The comment, however, caused extensive outrage among co-workers, was widely reported in the news media and was the repeated subject of a podcast popular among this employee’s co-workers. Additionally, many of the employee’s subordinates wrote to the employer demanding discipline and stating that they could not work under the employee’s supervision. The comment, finally, was deemed by the arbitrator to reflect the employee’s “racist attitude” and imposed the penalty discussed above. Imagine how different things would have been if the employee has simply stated: “I find your call for violence and your bigotry to be wrong and offensive.” Clearly, there is nothing outrageous or racist about this comment which would have saved the employee months of anxiety, public humiliation and tens of thousands of dollars. The lesson: Speak your mind, but do so with care.
The additional lesson is; union representation matters. Had the employee not been represented by a labor union, he would have been fired with no recourse. The First Amendment, here, provided no protection because of the disruption in the workplace and it was only the union collective bargaining agreement and its clause prohibiting termination without just cause that saved this employee.
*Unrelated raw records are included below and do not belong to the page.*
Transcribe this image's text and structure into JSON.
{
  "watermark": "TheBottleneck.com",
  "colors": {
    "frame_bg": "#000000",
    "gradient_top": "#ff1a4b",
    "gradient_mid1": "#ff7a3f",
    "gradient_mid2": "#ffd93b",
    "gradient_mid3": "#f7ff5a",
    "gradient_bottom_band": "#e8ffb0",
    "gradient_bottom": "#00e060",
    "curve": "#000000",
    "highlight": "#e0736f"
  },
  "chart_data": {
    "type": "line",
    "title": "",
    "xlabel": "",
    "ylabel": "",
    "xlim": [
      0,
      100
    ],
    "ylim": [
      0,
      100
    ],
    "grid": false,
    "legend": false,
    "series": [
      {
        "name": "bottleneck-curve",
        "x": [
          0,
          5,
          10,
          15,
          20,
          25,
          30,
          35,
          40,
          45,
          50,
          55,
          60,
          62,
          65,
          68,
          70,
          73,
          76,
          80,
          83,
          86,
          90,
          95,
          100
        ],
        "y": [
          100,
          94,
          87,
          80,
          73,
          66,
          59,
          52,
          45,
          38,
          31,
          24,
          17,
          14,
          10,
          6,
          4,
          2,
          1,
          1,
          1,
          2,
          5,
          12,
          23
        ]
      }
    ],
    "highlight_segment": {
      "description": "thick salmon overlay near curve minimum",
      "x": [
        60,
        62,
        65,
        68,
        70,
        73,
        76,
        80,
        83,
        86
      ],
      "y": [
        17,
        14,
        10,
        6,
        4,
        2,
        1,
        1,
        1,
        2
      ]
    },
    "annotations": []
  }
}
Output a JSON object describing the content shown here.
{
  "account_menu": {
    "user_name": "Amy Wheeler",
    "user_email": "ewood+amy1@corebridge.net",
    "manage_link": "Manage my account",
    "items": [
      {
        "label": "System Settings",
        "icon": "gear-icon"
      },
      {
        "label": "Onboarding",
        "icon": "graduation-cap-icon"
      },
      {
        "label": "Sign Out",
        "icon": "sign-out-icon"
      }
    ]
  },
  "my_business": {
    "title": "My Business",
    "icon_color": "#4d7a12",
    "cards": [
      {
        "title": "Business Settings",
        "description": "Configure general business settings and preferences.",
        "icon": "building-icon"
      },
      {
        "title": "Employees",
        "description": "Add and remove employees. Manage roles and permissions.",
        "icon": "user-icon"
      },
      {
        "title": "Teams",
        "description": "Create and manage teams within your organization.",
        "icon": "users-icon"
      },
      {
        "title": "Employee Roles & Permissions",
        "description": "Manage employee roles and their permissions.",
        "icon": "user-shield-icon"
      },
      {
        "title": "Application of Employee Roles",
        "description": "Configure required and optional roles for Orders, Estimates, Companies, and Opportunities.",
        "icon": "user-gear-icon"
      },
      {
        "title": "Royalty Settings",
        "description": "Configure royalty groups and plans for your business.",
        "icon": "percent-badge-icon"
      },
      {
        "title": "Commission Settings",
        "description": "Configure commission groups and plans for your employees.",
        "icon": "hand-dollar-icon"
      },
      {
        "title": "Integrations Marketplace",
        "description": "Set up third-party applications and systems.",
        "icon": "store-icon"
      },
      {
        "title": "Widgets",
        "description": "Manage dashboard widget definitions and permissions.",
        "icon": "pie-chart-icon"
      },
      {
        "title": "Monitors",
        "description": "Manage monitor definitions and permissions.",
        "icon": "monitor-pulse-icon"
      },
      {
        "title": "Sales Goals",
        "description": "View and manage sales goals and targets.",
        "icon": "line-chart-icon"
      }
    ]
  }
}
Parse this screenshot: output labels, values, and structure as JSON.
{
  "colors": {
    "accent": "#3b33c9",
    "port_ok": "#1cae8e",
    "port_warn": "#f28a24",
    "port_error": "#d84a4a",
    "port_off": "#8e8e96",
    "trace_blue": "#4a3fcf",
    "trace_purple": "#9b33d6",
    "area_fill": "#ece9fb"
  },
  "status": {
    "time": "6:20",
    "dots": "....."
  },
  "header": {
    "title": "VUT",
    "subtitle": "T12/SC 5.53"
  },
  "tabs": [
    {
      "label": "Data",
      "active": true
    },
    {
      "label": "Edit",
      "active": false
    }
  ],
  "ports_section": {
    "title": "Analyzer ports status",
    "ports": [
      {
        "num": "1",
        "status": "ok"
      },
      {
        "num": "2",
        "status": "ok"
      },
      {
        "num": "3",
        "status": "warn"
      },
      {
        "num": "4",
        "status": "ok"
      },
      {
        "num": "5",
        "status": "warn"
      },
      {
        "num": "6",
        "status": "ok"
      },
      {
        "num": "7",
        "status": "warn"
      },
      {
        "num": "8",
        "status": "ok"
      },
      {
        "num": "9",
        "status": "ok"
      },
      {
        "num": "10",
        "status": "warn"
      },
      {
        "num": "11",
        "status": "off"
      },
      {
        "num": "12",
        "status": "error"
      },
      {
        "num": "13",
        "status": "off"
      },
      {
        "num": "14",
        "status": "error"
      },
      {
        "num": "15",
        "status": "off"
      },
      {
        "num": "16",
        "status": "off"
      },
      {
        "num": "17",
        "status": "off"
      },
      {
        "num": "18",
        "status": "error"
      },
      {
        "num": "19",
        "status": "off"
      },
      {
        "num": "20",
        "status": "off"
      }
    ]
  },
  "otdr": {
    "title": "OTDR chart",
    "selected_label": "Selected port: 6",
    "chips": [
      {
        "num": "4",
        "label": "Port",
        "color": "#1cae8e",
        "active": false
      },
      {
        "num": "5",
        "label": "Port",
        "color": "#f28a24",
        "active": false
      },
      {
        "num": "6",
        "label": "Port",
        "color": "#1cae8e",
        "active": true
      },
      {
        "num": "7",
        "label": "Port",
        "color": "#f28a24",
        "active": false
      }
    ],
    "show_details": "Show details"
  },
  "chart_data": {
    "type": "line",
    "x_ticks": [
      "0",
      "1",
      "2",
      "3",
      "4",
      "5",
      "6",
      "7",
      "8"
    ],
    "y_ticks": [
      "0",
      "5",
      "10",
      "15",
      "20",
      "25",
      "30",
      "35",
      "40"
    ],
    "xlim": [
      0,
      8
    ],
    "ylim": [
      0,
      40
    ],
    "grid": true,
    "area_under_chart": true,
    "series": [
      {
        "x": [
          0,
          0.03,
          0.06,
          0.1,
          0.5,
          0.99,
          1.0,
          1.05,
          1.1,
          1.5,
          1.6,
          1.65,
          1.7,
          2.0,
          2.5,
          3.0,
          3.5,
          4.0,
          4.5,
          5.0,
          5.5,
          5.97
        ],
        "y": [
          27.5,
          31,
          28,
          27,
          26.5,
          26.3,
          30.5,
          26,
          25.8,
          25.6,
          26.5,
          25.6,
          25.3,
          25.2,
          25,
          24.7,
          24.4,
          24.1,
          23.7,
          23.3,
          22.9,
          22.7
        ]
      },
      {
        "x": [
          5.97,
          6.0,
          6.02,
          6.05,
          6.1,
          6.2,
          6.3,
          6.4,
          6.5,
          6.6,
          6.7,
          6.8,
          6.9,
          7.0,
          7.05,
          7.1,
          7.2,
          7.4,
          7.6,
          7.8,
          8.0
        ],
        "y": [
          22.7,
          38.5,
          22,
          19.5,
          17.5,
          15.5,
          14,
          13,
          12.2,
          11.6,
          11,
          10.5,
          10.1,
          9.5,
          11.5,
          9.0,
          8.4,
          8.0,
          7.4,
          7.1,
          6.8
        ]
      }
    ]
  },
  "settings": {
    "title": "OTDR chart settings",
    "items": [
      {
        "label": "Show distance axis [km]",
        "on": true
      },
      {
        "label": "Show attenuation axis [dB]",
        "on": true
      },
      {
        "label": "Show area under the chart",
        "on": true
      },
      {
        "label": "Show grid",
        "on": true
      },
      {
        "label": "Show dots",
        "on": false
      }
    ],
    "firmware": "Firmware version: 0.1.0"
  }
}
That clause required arbitration which although final and binding on paper was still subject to an appeal by the public employer. Such an appeal, known as an “application to vacate an arbitration award,” meant that the Arbitrator’s decision remained unenforceable for many months after it was issued. Only after Koehler & Isaacs LLP secured a victory for the employee and the union, did he return to his original position with the employer.
It cannot be overstated. Absent a labor union contract, most employees work in an “at-will” environment meaning they can be terminated for any reason, no reason, or even bad reason, so long as the termination isn’t independently illegal under anti-discrimination statutes. Even with civil service protection, the hearing a public employee is entitled to is not before an independent body. The hearing officer is an employee or contractor hired by the public employer and the ultimate decision is made by the public employer. Only arbitration gained through collective bargaining provides for an independent evaluation in disciplinary cases. Again, union representation matters.
Koehler & Isaacs LLP is expert in the intricacies of collective bargaining, arbitration and litigation with respect to arbitration awards and is proud to have achieved these results for the union and it member.
Howard Wien represented the union in this matter.